A pessoa pode permanecer mais tempo na cama, dormir durante o dia ou mudar frequentemente o horário de levantar. Também pode verificar o relógio várias vezes e calcular quanto tempo ainda resta para dormir. Embora pareçam úteis, essas tentativas aumentam a preocupação e desorganizam o ritmo do sono.
Outro fator importante é a associação entre a cama e o estado de alerta. Quando alguém passa muitas noites pensando, usando o celular ou tentando dormir à força, o quarto pode deixar de sinalizar descanso. Aos poucos, deitar-se passa a despertar tensão e expectativa de fracasso.
O medo de não dormir também pode ampliar o problema. Pensamentos como “amanhã não conseguirei fazer nada” ou “preciso dormir agora” aumentam a pressão. Como resultado, o organismo permanece ainda mais desperto.
Portanto, não basta observar apenas aquilo que aconteceu antes do primeiro episódio. Também precisamos compreender o que a pessoa passou a fazer depois que as dificuldades começaram.

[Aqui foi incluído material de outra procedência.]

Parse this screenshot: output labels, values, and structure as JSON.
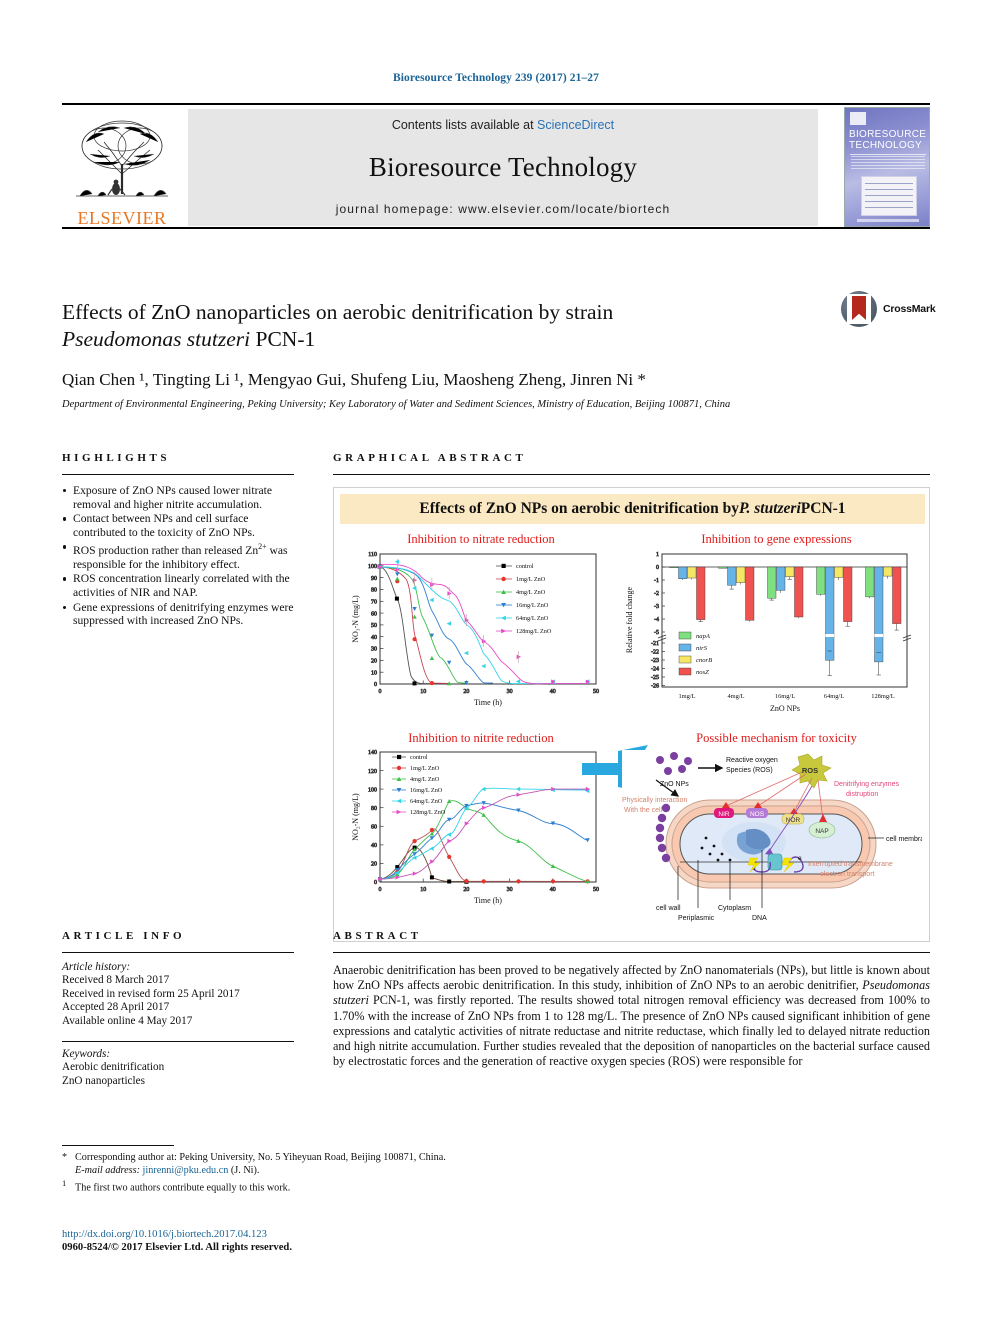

Como investigar outros fatores que afetam o sono?
A investigação da insônia deve considerar fatores físicos, psicológicos, comportamentais e sociais. Por isso, uma avaliação adequada procura entender a rotina de sono, a duração dos sintomas e os prejuízos provocados durante o dia.
O profissional também pode analisar o uso de medicamentos, cafeína, álcool e outras substâncias. Além disso, precisa investigar condições clínicas e psiquiátricas, alterações do ritmo circadiano e sinais de outros transtornos do sono.
Ronco intenso, pausas respiratórias, engasgos durante a noite e sonolência excessiva durante o dia podem indicar apneia obstrutiva do sono. Já sensações desagradáveis nas pernas e uma necessidade difícil de controlar de movimentá-las podem exigir investigação específica.
A polissonografia não é necessária para diagnosticar todos os casos de insônia. Entretanto, o exame pode ser indicado quando existe suspeita de apneia, movimentos periódicos dos membros ou outros transtornos. Também pode ajudar em situações que não respondem ao tratamento esperado.
Compreender a relação entre insônia e problemas emocionais faz parte dessa avaliação, mas não substitui a investigação dos demais fatores. Em alguns casos, diferentes condições aparecem simultaneamente e precisam de acompanhamento conjunto.
Quais são os tratamentos para insônia?
Atualmente, existem tratamentos eficazes para a insônia. A escolha depende da duração do problema, das condições associadas e das necessidades de cada pessoa.
Para a insônia crônica, a Terapia Cognitivo-Comportamental para Insônia, conhecida como TCC-I, representa o tratamento psicológico de primeira linha.
A TCC-I pode incluir estratégias para reorganizar horários, fortalecer a associação entre cama e sono e reduzir comportamentos que mantêm o estado de alerta. Além disso, trabalha pensamentos e preocupações que aumentam a pressão para dormir.
A psicoterapia também pode contribuir quando conflitos, luto, ansiedade ou outros sofrimentos emocionais interferem no sono. Nesse contexto, o acompanhamento ajuda a compreender essas experiências e a desenvolver formas mais adequadas de enfrentá-las. Contudo, esse trabalho não substitui automaticamente as intervenções específicas para insônia.
Em alguns casos, o médico pode recomendar medicamentos. A escolha, a duração e a retirada devem ser avaliadas individualmente, considerando os benefícios, os efeitos adversos e as demais condições de saúde. Por isso, a pessoa não deve iniciar, modificar ou interromper esse tratamento por conta própria.
A combinação entre intervenções psicológicas e medicamentosas também pode ser indicada. Entretanto, não existe uma única solução apropriada para todas as pessoas.
A relação entre insônia e problemas emocionais merece atenção, mas não deve limitar nossa compreensão sobre o sono. Conflitos e preocupações podem iniciar ou agravar as dificuldades. Ainda assim, fatores físicos, comportamentais e ambientais também precisam ser considerados.
Quando a insônia persiste, provoca sofrimento ou prejudica a rotina, procure ajuda profissional. Uma avaliação cuidadosa permite identificar os fatores envolvidos e escolher o tratamento mais adequado para recuperar a qualidade do sono e o bem-estar durante o dia.